Divinity: Original Sin has been the best selling game since it’s release. Is it as good as everyone says it is? Divinity: Original Sin takes us back to the old school RPGs. It has some really deep RPG mechanics that RPG veterans will love, but people new to RPGs might find it too much at times.
There is no hand holding here. You will not see quest markers on the map or a magical glowing trail to show you where to go next. You’ll have to pay attention to everything the NPC says so you’ll know what to do and where to go. If you get lost you can always open your journal and retrace your steps. This is usually where most casual RPG players leave the game.
Graphically, Original Sin is a beautiful game. Everything is full of detail. The only downside are the character models. Your characters look good, but everyone else doesn’t. They’re lifeless and repeat the same lines over and over.
The dialogue in Original Sin is a mixed bag. Some npcs have really good dialogue while others are just plain stupid. The voice acting doesn’t make it any better. It’s horrible and I would have preferred if everyone had just stayed silent like they were in early access. Dialogue is one of the most important things that you have to get right in an RPG and it’s just okay here.
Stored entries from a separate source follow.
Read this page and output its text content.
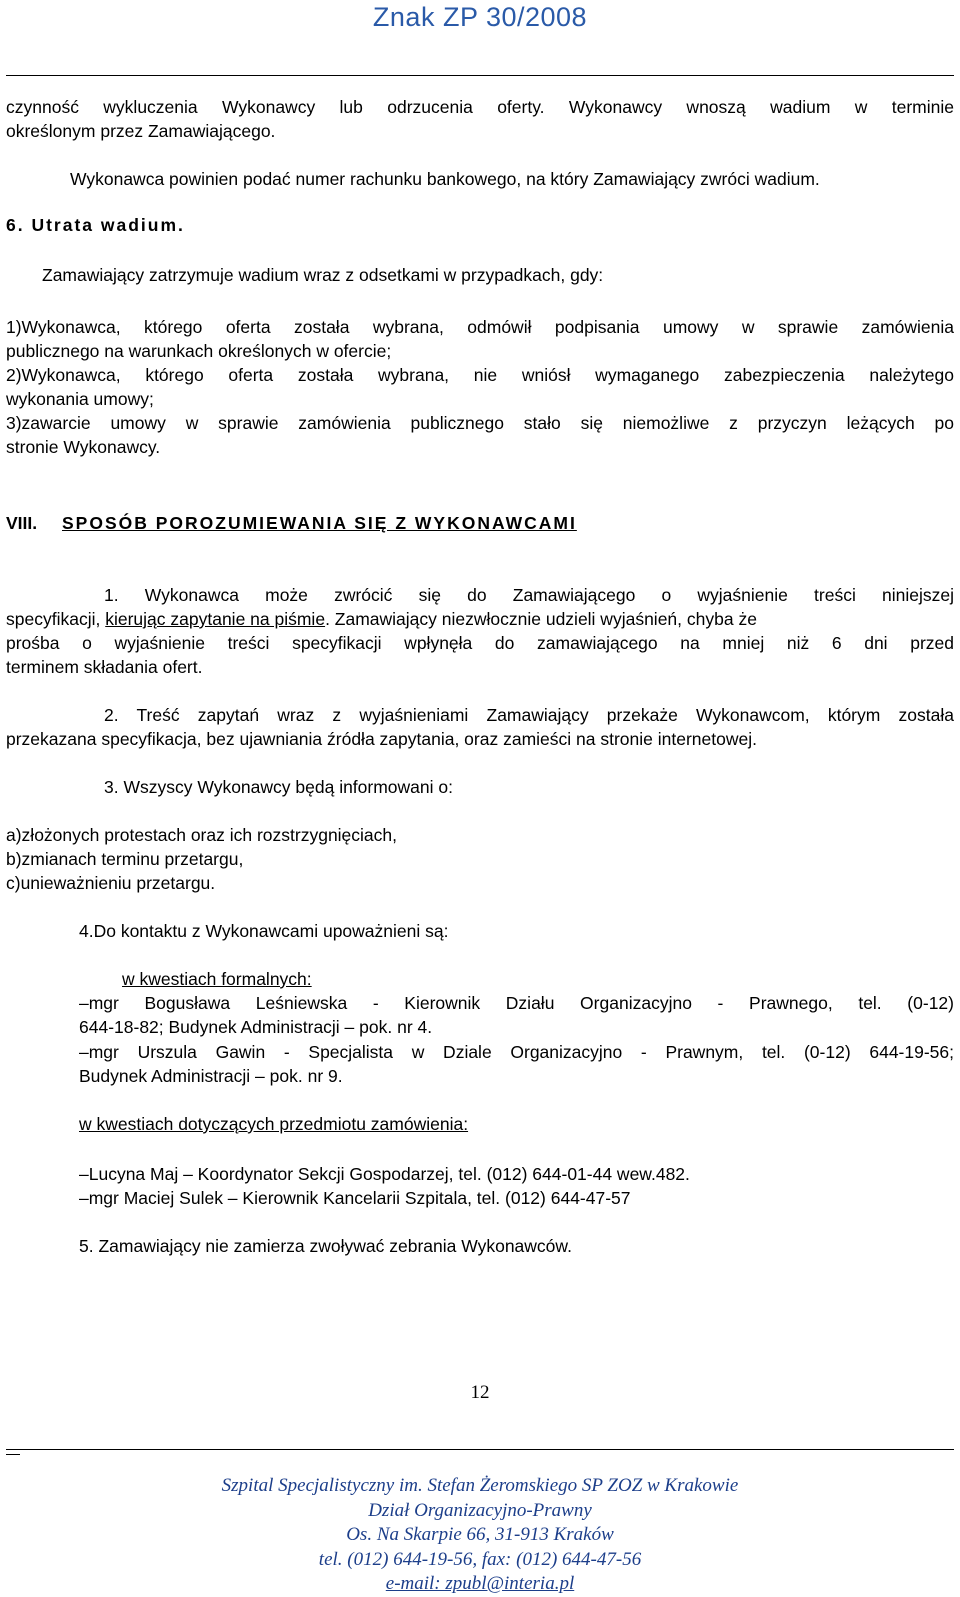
Znak ZP 30/2008

czynność wykluczenia Wykonawcy lub odrzucenia oferty. Wykonawcy wnoszą wadium w terminie

określonym przez Zamawiającego.

Wykonawca powinien podać numer rachunku bankowego, na który Zamawiający zwróci wadium.

6. Utrata wadium.

Zamawiający zatrzymuje wadium wraz z odsetkami w przypadkach, gdy:

1)Wykonawca, którego oferta została wybrana, odmówił podpisania umowy w sprawie zamówienia

publicznego na warunkach określonych w ofercie;

2)Wykonawca, którego oferta została wybrana, nie wniósł wymaganego zabezpieczenia należytego

wykonania umowy;

3)zawarcie umowy w sprawie zamówienia publicznego stało się niemożliwe z przyczyn leżących po

stronie Wykonawcy.

VIII. SPOSÓB POROZUMIEWANIA SIĘ Z WYKONAWCAMI

1. Wykonawca może zwrócić się do Zamawiającego o wyjaśnienie treści niniejszej

specyfikacji, kierując zapytanie na piśmie. Zamawiający niezwłocznie udzieli wyjaśnień, chyba że

prośba o wyjaśnienie treści specyfikacji wpłynęła do zamawiającego na mniej niż 6 dni przed

terminem składania ofert.

2. Treść zapytań wraz z wyjaśnieniami Zamawiający przekaże Wykonawcom, którym została

przekazana specyfikacja, bez ujawniania źródła zapytania, oraz zamieści na stronie internetowej.

3. Wszyscy Wykonawcy będą informowani o:

a)złożonych protestach oraz ich rozstrzygnięciach,

b)zmianach terminu przetargu,

c)unieważnieniu przetargu.

4.Do kontaktu z Wykonawcami upoważnieni są:

w kwestiach formalnych:

–mgr Bogusława Leśniewska - Kierownik Działu Organizacyjno - Prawnego, tel. (0-12)

644-18-82; Budynek Administracji – pok. nr 4.

–mgr Urszula Gawin - Specjalista w Dziale Organizacyjno - Prawnym, tel. (0-12) 644-19-56;

Budynek Administracji – pok. nr 9.

w kwestiach dotyczących przedmiotu zamówienia:

–Lucyna Maj – Koordynator Sekcji Gospodarzej, tel. (012) 644-01-44 wew.482.

–mgr Maciej Sulek – Kierownik Kancelarii Szpitala, tel. (012) 644-47-57

5. Zamawiający nie zamierza zwoływać zebrania Wykonawców.

12
Szpital Specjalistyczny im. Stefan Żeromskiego SP ZOZ w Krakowie
Dział Organizacyjno-Prawny
Os. Na Skarpie 66, 31-913 Kraków
tel. (012) 644-19-56, fax: (012) 644-47-56
e-mail: zpubl@interia.pl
The gameplay is where Original Sin shines the most. It’s like you’re playing Xcom in a fantasy setting. Everyone on your team will have their chance to move and attack. In combat you can make it rain so you can cast ice spells to freeze your opponents or cast lightning spells to paralyze them. Fire mages might struggle though because of all the water. You can summon tornadoes to clear the battlefield of any element in your way and make it easier for your companions to act. Boss battles are challenging at first, but the further you get into the game the easier everything becomes because of how strong you characters will get as you progress through the game. One thing that I hate about the gameplay is the sneaking. I hate how you sneak in this game. When you press the C button you’ll turn into a barrel or something else around you. The bad thing about this is that people immediately see through your disguise and you’ll have to wait until they walk away to sneak again. You move really slowly until you invest in a perk that increases your sneak skill, but it’s honestly a waste of a perk point.
Sneaking on the battlefield works like a charm though. You can easily sneak behind enemy archers and take them out with a well aimed backstab. My witchblade was excellent at doing this. She would turn invisible to enemies and at the right moment I would let her take out the archers or mages while my tank/fire mage would handle the warrior units with my healer/earth mage gives him support.
In order to learn new skills you’ll have to buy them or find them out in the wilderness. They cost thousands of gold coins, but you’ll never really be hurting for cash in this game because you can always sell your loot and rack up on tons of cash.
There is a crafting mechanic in the game that comes in very useful for crafting lockpicks and other useful items that would either be too expensive to buy or aren’t sold in bulk like most items are. Lockpicks are hard to come buy early on in the game. The best way to acquire them is by crafting them. I mentioned before that this game had okay dialogue. Dialogue is an important part in any story that you’re trying to tell and the story here is just average. The biggest problem with Original Sin is the fact that it’s doesn’t know if it wants to tell a serious story or ridiculous one. You’ll go from investigating a murder to reading some of the dumbest lines I’ve ever read in any game.
It’s like Larian Studios couldn’t afford good writers and they just went with what they had. It really affected my playthrough because I didn’t care what was happening in the world. I was just there for the awesome gameplay. Original Sin does have some awesome quest. Not all of them are that bad, but if you come to this game looking for a deep, engaging story than you’re going to be disappointed. If you are looking for an RPG that caters to old school RPGs than you’ll feel right at home because that’s what this game does well.
Original Sin is filled with bugs and glitches. Some times my character would get stuck in one position, but still be able to attack and perform all of his abilities. The lights would flicker every time I walk in or out of a building, and some times during a conversation the game would just freeze. Another problem that I have with the game is the lack of a day and night cycle. We were originally promised a dynamic day and night cycle in the game, but it’s not there. Instead, it’s always daytime unless you go to a graveyard than it’ll magically turn to night and start raining. It’s stupid, but it does look nice and my lightning mage loves it
. The gameplay will keep you engaged in the game. The world itself is beautiful even though it lacks life. None of the npcs that you meet are memorable, the majority of the quest are stale, but the main quest is okay at best. Collecting a bunch of loot is fun because you get to get some pretty cool looking armor sets.
Divinity: Original Sin has the potential to be a legendary game, but some times I felt as if this game was still in beta because it still needs a lot of work. The devs failed to deliver on most of their promises in the game and people seem to ignore that because this game caters to old school RPGs. Divinity: Original Sin is a great game and if you’re an RPG veteran than you’ll most likely love it, but I would recommend all newcomers or casual RPG players to wait for a price drop and few more patches before purchasing this game.